KZN High Court (Durban) Judge Robin Mossop has rebuked the lawyers of a divorcing woman who launched an application for interim maintenance and attached dozens of pictures to the application which included a picture of the husband’s lipstick- and semen-stained T-shirt.

According to a Pretoria News report, Mossop said rule 43 applications are interim in nature and thus speedy and swift procedures. He questioned how the lawyers allowed reams of irrelevant documentation to be handed to court, saying the wife’s sworn statement was ‘prolix in the extreme’.

‘It contains irrelevant allegations and has attached to it literally dozens of photographs, the precise relevance of which is not clear.’

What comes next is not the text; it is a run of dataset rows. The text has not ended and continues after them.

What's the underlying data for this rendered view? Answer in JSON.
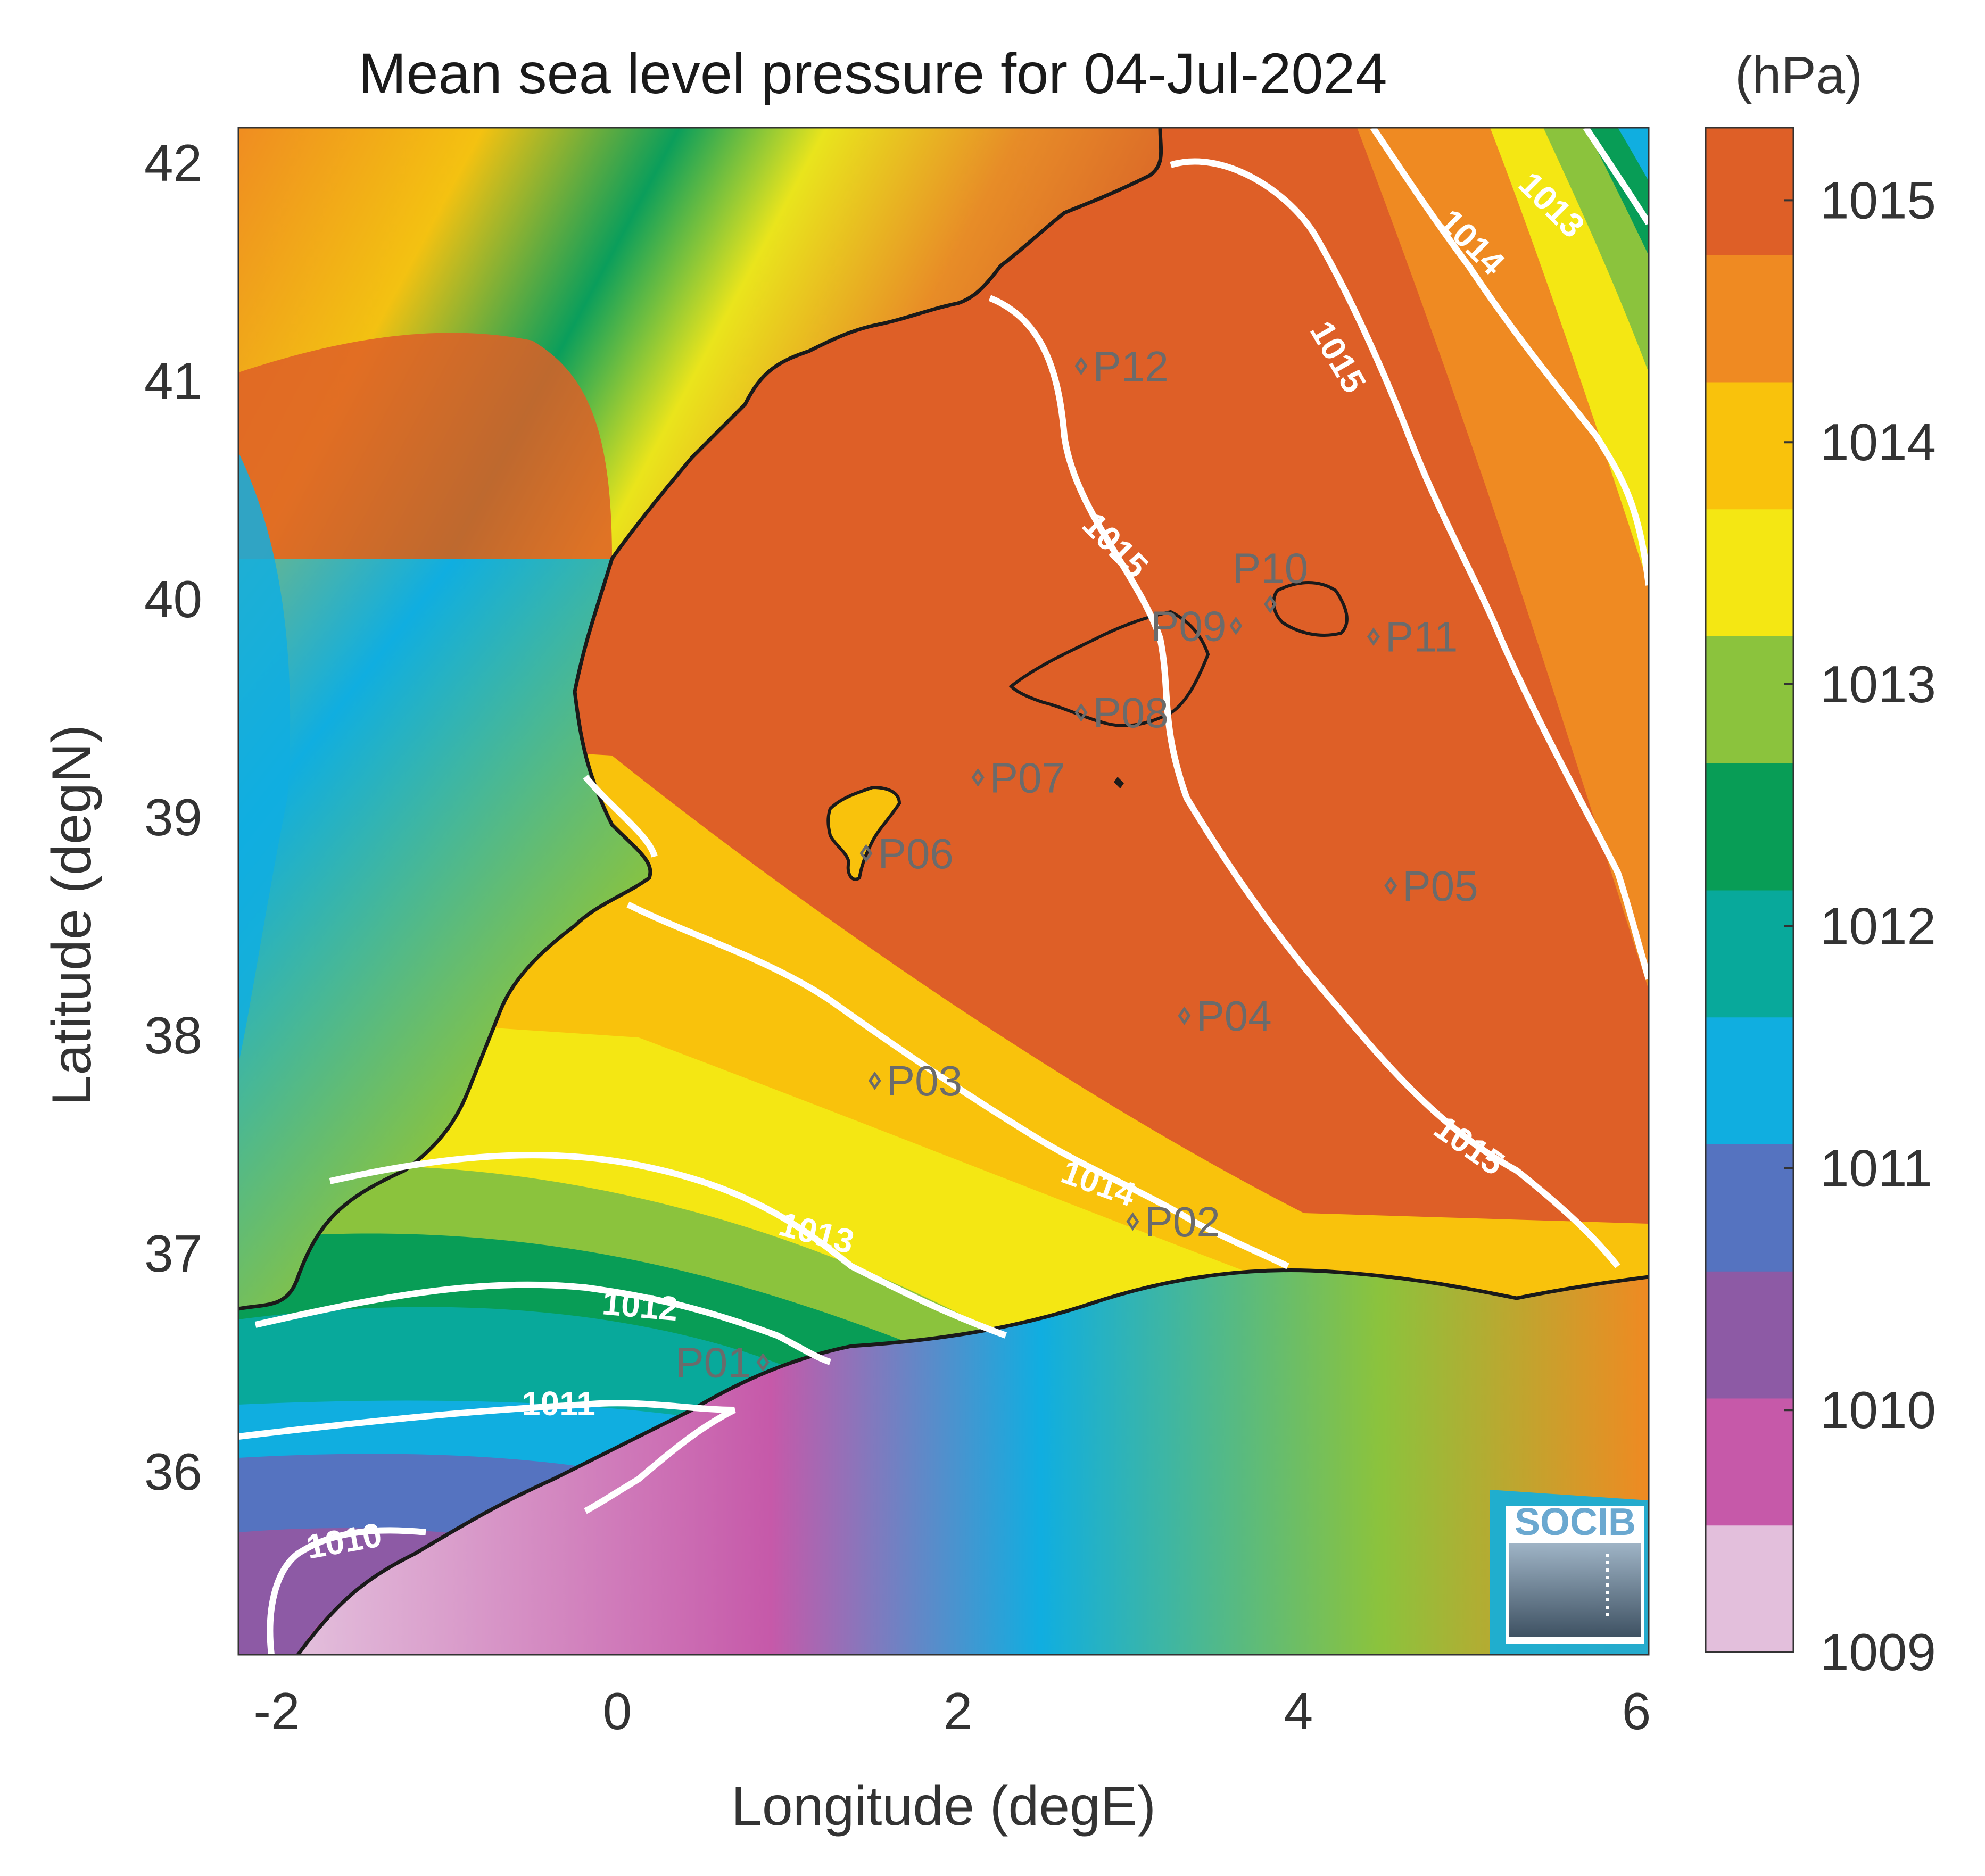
{
  "title": "Mean sea level pressure for 04-Jul-2024",
  "colorbar_unit": "(hPa)",
  "xlabel": "Longitude (degE)",
  "ylabel": "Latitude (degN)",
  "x_ticks": [
    "-2",
    "0",
    "2",
    "4",
    "6"
  ],
  "y_ticks": [
    "42",
    "41",
    "40",
    "39",
    "38",
    "37",
    "36"
  ],
  "colorbar_ticks": [
    "1015",
    "1014",
    "1013",
    "1012",
    "1011",
    "1010",
    "1009"
  ],
  "colorbar_colors": [
    "#e3bfdc",
    "#c659a9",
    "#8d5aa5",
    "#5573c0",
    "#10aee0",
    "#08a99b",
    "#089d56",
    "#8bc33d",
    "#f4e713",
    "#f9c20c",
    "#ef8a22",
    "#de5f27"
  ],
  "logo_text": "SOCIB",
  "chart_data": {
    "type": "heatmap",
    "title": "Mean sea level pressure for 04-Jul-2024",
    "xlabel": "Longitude (degE)",
    "ylabel": "Latitude (degN)",
    "xlim": [
      -2.2,
      6
    ],
    "ylim": [
      35.15,
      42.2
    ],
    "colorbar": {
      "label": "(hPa)",
      "range": [
        1009,
        1015.3
      ],
      "ticks": [
        1009,
        1010,
        1011,
        1012,
        1013,
        1014,
        1015
      ]
    },
    "contours": [
      {
        "level": 1010,
        "label": "1010"
      },
      {
        "level": 1011,
        "label": "1011"
      },
      {
        "level": 1012,
        "label": "1012"
      },
      {
        "level": 1013,
        "label": "1013"
      },
      {
        "level": 1014,
        "label": "1014"
      },
      {
        "level": 1015,
        "label": "1015"
      }
    ],
    "points": [
      {
        "name": "P01",
        "lon": 0.85,
        "lat": 36.5
      },
      {
        "name": "P02",
        "lon": 3.0,
        "lat": 37.15
      },
      {
        "name": "P03",
        "lon": 1.5,
        "lat": 37.8
      },
      {
        "name": "P04",
        "lon": 3.3,
        "lat": 38.1
      },
      {
        "name": "P05",
        "lon": 4.5,
        "lat": 38.7
      },
      {
        "name": "P06",
        "lon": 1.45,
        "lat": 38.85
      },
      {
        "name": "P07",
        "lon": 2.1,
        "lat": 39.2
      },
      {
        "name": "P08",
        "lon": 2.7,
        "lat": 39.5
      },
      {
        "name": "P09",
        "lon": 3.6,
        "lat": 39.9
      },
      {
        "name": "P10",
        "lon": 3.8,
        "lat": 40.0
      },
      {
        "name": "P11",
        "lon": 4.4,
        "lat": 39.85
      },
      {
        "name": "P12",
        "lon": 2.7,
        "lat": 41.1
      }
    ]
  }
}
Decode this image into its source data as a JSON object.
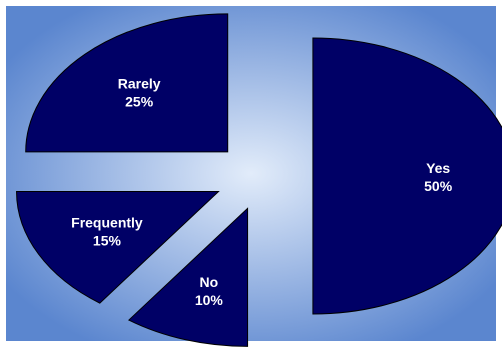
{
  "chart_data": {
    "type": "pie",
    "title": "",
    "exploded": true,
    "legend": "none",
    "slices": [
      {
        "label": "Yes",
        "value": 50,
        "value_label": "50%"
      },
      {
        "label": "No",
        "value": 10,
        "value_label": "10%"
      },
      {
        "label": "Frequently",
        "value": 15,
        "value_label": "15%"
      },
      {
        "label": "Rarely",
        "value": 25,
        "value_label": "25%"
      }
    ],
    "colors": {
      "slice_fill": "#000066",
      "slice_stroke": "#000000",
      "label_text": "#ffffff",
      "background_center": "#e2ecfa",
      "background_edge": "#5b86cf",
      "page_border": "#ffffff"
    }
  }
}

Mossop said examples of these pictures were a photograph of a handbag allegedly purchased by the husband, and messages recorded on a cellphone relating to an incident involving Viagra pills.

This was apart from the lipstick- and semen-stained shirt.

‘It is, quite frankly, scandalous that the applicant’s legal advisers have permitted such irrelevancies to find a place in this application,’ the judge said.

The wife turned to court to obtain interim maintenance from her divorcing husband, pending the final divorce, notes the Pretoria News report.

Her lawyers filed 260 pages claiming they had set out the relevant facts.

But Mossop said the relief that the applicant claimed covered five pages of the notice of application, followed by her sworn statement which ran into about 57 pages.

The rest of the documentation – about 200 – were simply annexures such as the pictures relating to her husband’s alleged antics.

Mossop said the application before him was an abuse of the court process, which the court would not allow.

He said the applicant must first present an application that complied with the prescripts of rule 43 if she wanted her application to be considered and adjudicated upon. 

Until she did so, and even in the absence of opposition from the respondent, it would not be considered.

In striking the matter from the roll, Mossop ordered that the wife’s legal team may not charge her at all for bringing the application to court.